The Hill 57 Conference examined the importance of the hill northwest of Great Falls for the Chippewa and other landless Indians.
Organizer Glenn Gopher explained the examination and preservation of Hill 57’s history is for a book about cultural beliefs and ways.
“We’re trying to compile all of the history so that the young people can come back and know who they are, what they are, and the history of Hill 57,” Gopher said.
His father, Robert Listening Thunder Gopher, was instrumental in preserving his people’s and his family’s history and carrying on traditions that have been threatened.
Karen Robertson of Denver worked closely with Robert and recorded his family history. According to her documents, Hill 57 had been home to a designated Indian camp in the early 20th century. Robertson wrote it wasn’t until the 1990’s that the majority of residents left Hill 57 and integrated into Great Falls.
However, Robertson’s document states that descendants and survivors of Hill 57 have no tribal council or federal recognition to support their efforts to preserve their unique culture and history with most still living below the poverty level.
Nicholas Vrooman, a historian and folklorist whose area of deepest study is with the Chippewa-Cree, Assiniboine, Michif/Metis people of the Northern Plains and borderlands, said Hill 57 holds national and legendary status not only in the United States, but also in Canada.
“There’s never been a full historical recounting, one that has veracity and authenticity and integrity to it that really tells how it came about and what occurred there and how it fits into the larger indigenous story of Montana,” he said. “I work very closely with the Little Shell Tribe of Chippewa and have been serving in the capacity of historian for the tribe for a while. What I’m trying to do is unravel all of the knots that have been built up over the generations.”
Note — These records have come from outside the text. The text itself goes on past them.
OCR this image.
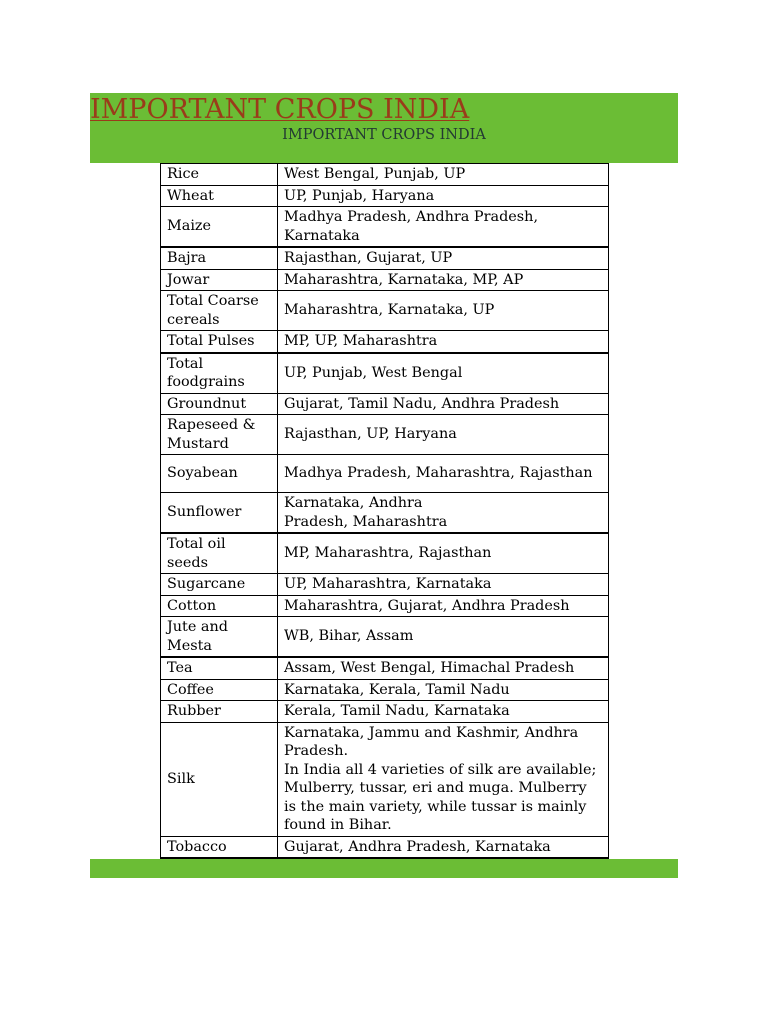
IMPORTANT CROPS INDIA
IMPORTANT CROPS INDIA
Rice	West Bengal, Punjab, UP
Wheat	UP, Punjab, Haryana
Maize	Madhya Pradesh, Andhra Pradesh, Karnataka
Bajra	Rajasthan, Gujarat, UP
Jowar	Maharashtra, Karnataka, MP, AP
Total Coarse cereals	Maharashtra, Karnataka, UP
Total Pulses	MP, UP, Maharashtra
Total foodgrains	UP, Punjab, West Bengal
Groundnut	Gujarat, Tamil Nadu, Andhra Pradesh
Rapeseed & Mustard	Rajasthan, UP, Haryana
Soyabean	Madhya Pradesh, Maharashtra, Rajasthan
Sunflower	Karnataka, Andhra
Pradesh, Maharashtra
Total oil seeds	MP, Maharashtra, Rajasthan
Sugarcane	UP, Maharashtra, Karnataka
Cotton	Maharashtra, Gujarat, Andhra Pradesh
Jute and Mesta	WB, Bihar, Assam
Tea	Assam, West Bengal, Himachal Pradesh
Coffee	Karnataka, Kerala, Tamil Nadu
Rubber	Kerala, Tamil Nadu, Karnataka
Silk	Karnataka, Jammu and Kashmir, Andhra Pradesh.
In India all 4 varieties of silk are available; Mulberry, tussar, eri and muga. Mulberry is the main variety, while tussar is mainly found in Bihar.
Tobacco	Gujarat, Andhra Pradesh, Karnataka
Vrooman said he evaluates primary sources and brings together documentary information that exists about the Chippewa-Cree and Metis people in Montana.
“My job is helping where I can to fill in some of the blanks of historic memory,” he said. “Because it’s been an oppressive situation all this time for these people.”
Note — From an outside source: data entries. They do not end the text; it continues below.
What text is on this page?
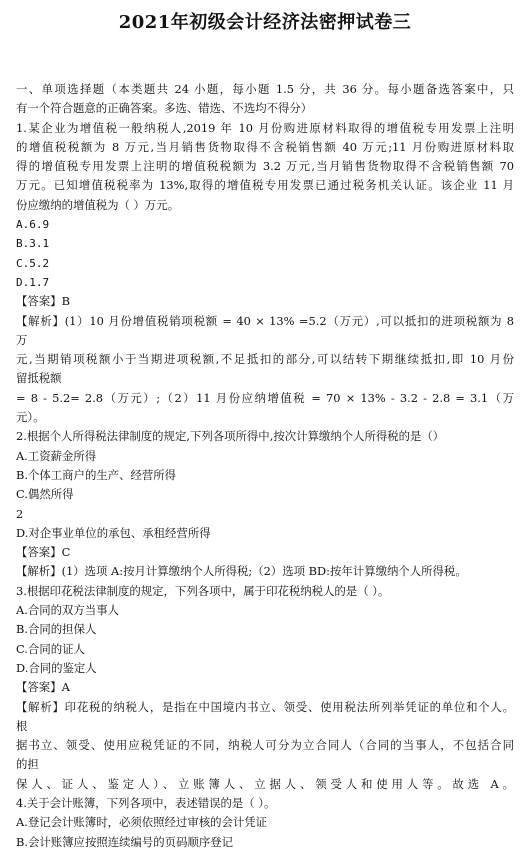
2021年初级会计经济法密押试卷三
一、单项选择题（本类题共 24 小题，每小题 1.5 分，共 36 分。每小题备选答案中，只
有一个符合题意的正确答案。多选、错选、不选均不得分）
1.某企业为增值税一般纳税人,2019 年 10 月份购进原材料取得的增值税专用发票上注明
的增值税税额为 8 万元,当月销售货物取得不含税销售额 40 万元;11 月份购进原材料取
得的增值税专用发票上注明的增值税税额为 3.2 万元,当月销售货物取得不含税销售额 70
万元。已知增值税税率为 13%,取得的增值税专用发票已通过税务机关认证。该企业 11 月
份应缴纳的增值税为（ ）万元。
A.6.9
B.3.1
C.5.2
D.1.7
【答案】B
【解析】(1）10 月份增值税销项税额 = 40 × 13% =5.2（万元）,可以抵扣的进项税额为 8
万
元,当期销项税额小于当期进项税额,不足抵扣的部分,可以结转下期继续抵扣,即 10 月份
留抵税额
= 8 - 5.2= 2.8（万元）;（2）11 月份应纳增值税 = 70 × 13% - 3.2 - 2.8 = 3.1（万
元）。
2.根据个人所得税法律制度的规定,下列各项所得中,按次计算缴纳个人所得税的是（）
A.工资薪金所得
B.个体工商户的生产、经营所得
C.偶然所得
2
D.对企事业单位的承包、承租经营所得
【答案】C
【解析】(1）选项 A:按月计算缴纳个人所得税;（2）选项 BD:按年计算缴纳个人所得税。
3.根据印花税法律制度的规定，下列各项中，属于印花税纳税人的是（ ）。
A.合同的双方当事人
B.合同的担保人
C.合同的证人
D.合同的鉴定人
【答案】A
【解析】印花税的纳税人，是指在中国境内书立、领受、使用税法所列举凭证的单位和个人。
根
据书立、领受、使用应税凭证的不同，纳税人可分为立合同人（合同的当事人，不包括合同
的担
保人、证人、鉴定人）、立账簿人、立据人、领受人和使用人等。故选 A。
4.关于会计账簿，下列各项中，表述错误的是（ ）。
A.登记会计账簿时，必须依照经过审核的会计凭证
B.会计账簿应按照连续编号的页码顺序登记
Vrooman added that without a central location, many traditions and traditional mechanisms have been fractured through outside circumstances. He works to create a strong center to rebuild their society.
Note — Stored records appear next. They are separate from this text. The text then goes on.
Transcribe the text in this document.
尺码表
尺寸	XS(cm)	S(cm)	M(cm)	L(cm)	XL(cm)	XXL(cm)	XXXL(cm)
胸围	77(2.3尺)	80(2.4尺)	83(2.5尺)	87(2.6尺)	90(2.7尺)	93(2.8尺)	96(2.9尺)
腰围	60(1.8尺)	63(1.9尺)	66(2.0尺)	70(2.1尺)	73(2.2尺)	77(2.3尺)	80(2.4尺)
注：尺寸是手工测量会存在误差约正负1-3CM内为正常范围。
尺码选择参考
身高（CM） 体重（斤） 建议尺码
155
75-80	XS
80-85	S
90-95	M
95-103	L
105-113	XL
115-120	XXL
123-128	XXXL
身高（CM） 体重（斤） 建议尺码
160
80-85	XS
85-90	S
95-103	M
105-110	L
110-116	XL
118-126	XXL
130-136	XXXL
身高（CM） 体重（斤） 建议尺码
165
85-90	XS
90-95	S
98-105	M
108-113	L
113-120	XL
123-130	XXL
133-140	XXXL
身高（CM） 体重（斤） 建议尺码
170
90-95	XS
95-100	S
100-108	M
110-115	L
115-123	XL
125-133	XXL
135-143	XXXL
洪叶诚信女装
One important piece of the puzzle is a 13-star flag given to the Gopher family in 1933. The flag is believed to date back to 1793-1810.
For Vrooman, the flag is an incredible Indian peace flag and is significant of a time and place in American history.
“What is its story and its relationship to Hill 57? What is Hill 57’s story in relationship to the larger landless Indian story, and what is that story’s relationship, the larger landless Indian’s story, to the other indigenous people’s in Montana, and what is that story in relationship to the formation of the American nation?” he asked.
Although still in the planning stages, Gopher and Vrooman hope the book about Hill 57 will answer some of those questions and more.
Aside from an evaluation of Hill 57’s history, organizers also planned to submit a proposal for a permanent sweat lodge at First Peoples Buffalo Jump in Ulm.
The first sweat lodge at the site was built in September of 1995. Only a skeleton of that first lodge remains.
“It’s critical for the buffalo jump as the Natives would put up a sweat lodge and pray to have a successful hunt,” Gopher said. “We want a permanent one so it could be used by all tribes.”
On September 12, the U.S. House of Representatives passed a bill that would provide federal recognition to the Little Shell Tribe of Chippewa Indians.
The bill will restore recognition allowing the tribe to purchase 200 acres of land to serve as its reservation. The legislation would make the Little Shell Tribe eligible for federal resources for economic development, healthcare, and education.